A forty-five-year-old Boston Housing cop, Kevin McKenna has a wife and three kids and has been moonlighting as a P.I. for several years, working for the McCains as well as SOS, which stands for “Surveillance Our Specialty,” an adroit little firm out of Kingston, Mass. He's made over four thousand arrests as a police officer in the housing developments scattered throughout the city, part of a thirty-five-man force charged with serving sixty thousand residents in an environment where organized crime, drug trafficking, and gangs are rampant. As a result, McKenna is said to be crazier than a shithouse rat but a great detective, with the mind of a logician and the nose of a bloodhound.

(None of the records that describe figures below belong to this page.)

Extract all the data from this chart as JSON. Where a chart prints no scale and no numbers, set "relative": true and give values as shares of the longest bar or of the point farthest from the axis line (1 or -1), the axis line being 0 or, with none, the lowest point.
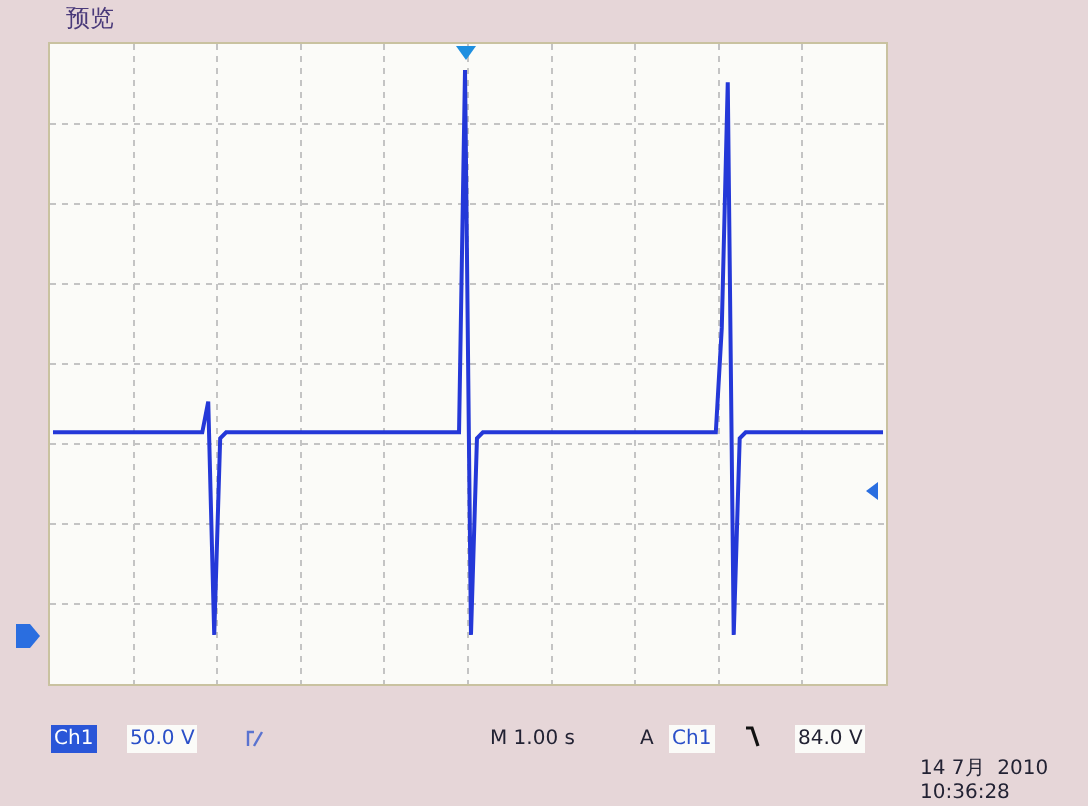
{
  "chart_data": {
    "type": "line",
    "title": "预览",
    "relative": true,
    "grid": true,
    "marker": "none",
    "line_style": "solid",
    "categories": [
      null,
      null,
      null,
      null,
      null,
      null,
      null,
      null,
      null,
      null,
      null,
      null,
      null,
      null,
      null,
      null,
      null,
      null,
      null,
      null,
      null,
      null,
      null,
      null,
      null,
      null,
      null,
      null,
      null,
      null,
      null,
      null,
      null,
      null,
      null,
      null,
      null,
      null,
      null,
      null,
      null,
      null,
      null,
      null,
      null,
      null,
      null,
      null,
      null,
      null,
      null,
      null,
      null,
      null,
      null,
      null,
      null,
      null,
      null,
      null,
      null,
      null,
      null,
      null,
      null,
      null,
      null,
      null,
      null,
      null,
      null,
      null,
      null,
      null,
      null,
      null,
      null,
      null,
      null,
      null,
      null,
      null,
      null,
      null,
      null,
      null,
      null,
      null,
      null,
      null,
      null,
      null,
      null,
      null,
      null,
      null,
      null,
      null,
      null,
      null,
      null,
      null,
      null,
      null,
      null,
      null,
      null,
      null,
      null,
      null,
      null,
      null,
      null,
      null,
      null,
      null,
      null,
      null,
      null,
      null,
      null,
      null,
      null,
      null,
      null,
      null,
      null,
      null,
      null,
      null,
      null,
      null,
      null,
      null,
      null,
      null,
      null,
      null,
      null,
      null
    ],
    "series": [
      {
        "color": "#2438d8",
        "values": [
          0.41,
          0.41,
          0.41,
          0.41,
          0.41,
          0.41,
          0.41,
          0.41,
          0.41,
          0.41,
          0.41,
          0.41,
          0.41,
          0.41,
          0.41,
          0.41,
          0.41,
          0.41,
          0.41,
          0.41,
          0.41,
          0.41,
          0.41,
          0.41,
          0.41,
          0.41,
          0.46,
          0.08,
          0.4,
          0.41,
          0.41,
          0.41,
          0.41,
          0.41,
          0.41,
          0.41,
          0.41,
          0.41,
          0.41,
          0.41,
          0.41,
          0.41,
          0.41,
          0.41,
          0.41,
          0.41,
          0.41,
          0.41,
          0.41,
          0.41,
          0.41,
          0.41,
          0.41,
          0.41,
          0.41,
          0.41,
          0.41,
          0.41,
          0.41,
          0.41,
          0.41,
          0.41,
          0.41,
          0.41,
          0.41,
          0.41,
          0.41,
          0.41,
          0.41,
          1,
          0.08,
          0.4,
          0.41,
          0.41,
          0.41,
          0.41,
          0.41,
          0.41,
          0.41,
          0.41,
          0.41,
          0.41,
          0.41,
          0.41,
          0.41,
          0.41,
          0.41,
          0.41,
          0.41,
          0.41,
          0.41,
          0.41,
          0.41,
          0.41,
          0.41,
          0.41,
          0.41,
          0.41,
          0.41,
          0.41,
          0.41,
          0.41,
          0.41,
          0.41,
          0.41,
          0.41,
          0.41,
          0.41,
          0.41,
          0.41,
          0.41,
          0.41,
          0.58,
          0.98,
          0.08,
          0.4,
          0.41,
          0.41,
          0.41,
          0.41,
          0.41,
          0.41,
          0.41,
          0.41,
          0.41,
          0.41,
          0.41,
          0.41,
          0.41,
          0.41,
          0.41,
          0.41,
          0.41,
          0.41,
          0.41,
          0.41,
          0.41,
          0.41,
          0.41,
          0.41
        ]
      }
    ],
    "annotations": [
      "Ch1",
      "50.0 V",
      "M 1.00 s",
      "A",
      "Ch1",
      "84.0 V",
      "14 7月  2010",
      "10:36:28"
    ]
  }
}
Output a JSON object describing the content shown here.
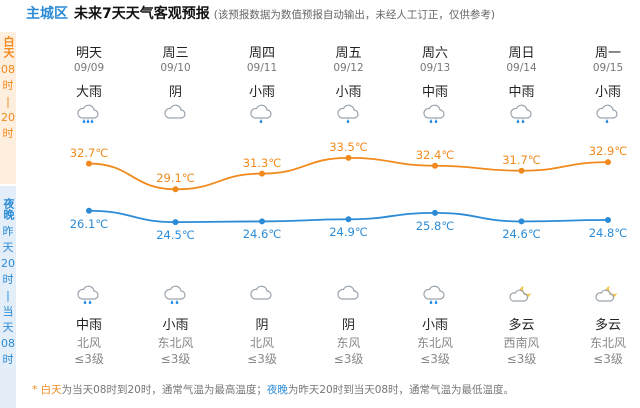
{
  "header": {
    "district": "主城区",
    "title": "未来7天天气客观预报",
    "note": "(该预报数据为数值预报自动输出，未经人工订正，仅供参考)"
  },
  "side": {
    "day_title": "白天",
    "day_range": [
      "08",
      "时",
      "|",
      "20",
      "时"
    ],
    "night_title": "夜晚",
    "night_range": [
      "昨",
      "天",
      "20",
      "时",
      "|",
      "当",
      "天",
      "08",
      "时"
    ]
  },
  "days": [
    {
      "name": "明天",
      "date": "09/09",
      "day_weather": "大雨",
      "day_icon": "heavy-rain-icon",
      "night_icon": "rain-icon",
      "night_weather": "中雨",
      "wind_dir": "北风",
      "wind_level": "≤3级"
    },
    {
      "name": "周三",
      "date": "09/10",
      "day_weather": "阴",
      "day_icon": "overcast-icon",
      "night_icon": "rain-icon",
      "night_weather": "小雨",
      "wind_dir": "东北风",
      "wind_level": "≤3级"
    },
    {
      "name": "周四",
      "date": "09/11",
      "day_weather": "小雨",
      "day_icon": "light-rain-icon",
      "night_icon": "overcast-icon",
      "night_weather": "阴",
      "wind_dir": "北风",
      "wind_level": "≤3级"
    },
    {
      "name": "周五",
      "date": "09/12",
      "day_weather": "小雨",
      "day_icon": "light-rain-icon",
      "night_icon": "overcast-icon",
      "night_weather": "阴",
      "wind_dir": "东风",
      "wind_level": "≤3级"
    },
    {
      "name": "周六",
      "date": "09/13",
      "day_weather": "中雨",
      "day_icon": "rain-icon",
      "night_icon": "rain-icon",
      "night_weather": "小雨",
      "wind_dir": "东北风",
      "wind_level": "≤3级"
    },
    {
      "name": "周日",
      "date": "09/14",
      "day_weather": "中雨",
      "day_icon": "rain-icon",
      "night_icon": "cloudy-night-icon",
      "night_weather": "多云",
      "wind_dir": "西南风",
      "wind_level": "≤3级"
    },
    {
      "name": "周一",
      "date": "09/15",
      "day_weather": "小雨",
      "day_icon": "light-rain-icon",
      "night_icon": "cloudy-night-icon",
      "night_weather": "多云",
      "wind_dir": "东北风",
      "wind_level": "≤3级"
    }
  ],
  "chart_data": {
    "type": "line",
    "categories": [
      "09/09",
      "09/10",
      "09/11",
      "09/12",
      "09/13",
      "09/14",
      "09/15"
    ],
    "series": [
      {
        "values": [
          32.7,
          29.1,
          31.3,
          33.5,
          32.4,
          31.7,
          32.9
        ],
        "color": "#f08a1c"
      },
      {
        "values": [
          26.1,
          24.5,
          24.6,
          24.9,
          25.8,
          24.6,
          24.8
        ],
        "color": "#2b8bd6"
      }
    ],
    "unit": "℃",
    "ylim": [
      22,
      36
    ]
  },
  "footer": {
    "star": "*",
    "day_term": "白天",
    "day_text": "为当天08时到20时，通常气温为最高温度；",
    "night_term": "夜晚",
    "night_text": "为昨天20时到当天08时，通常气温为最低温度。"
  },
  "colors": {
    "day_accent": "#f08a1c",
    "night_accent": "#2b8bd6",
    "day_band": "#fdeede",
    "night_band": "#e4eef9"
  }
}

It's a little after 7:00 A.M. on Sunday when I exit off Route 93 and go rolling into Burlington, a quiet residential town twenty miles north of Boston. Early in March the snow is gone, and a hint of spring is wafting in beneath the chill. I don't have a map book and go creeping down Main Street, peering up at the street signs. Less than a mile from the highway I get lucky when Plummer Ave. pops up on my right. Temple Street appears on my left a few seconds later, and I drive along past immaculate, low-slung homes equipped with two- or three-stall garages and fronted by expanses of manicured lawn.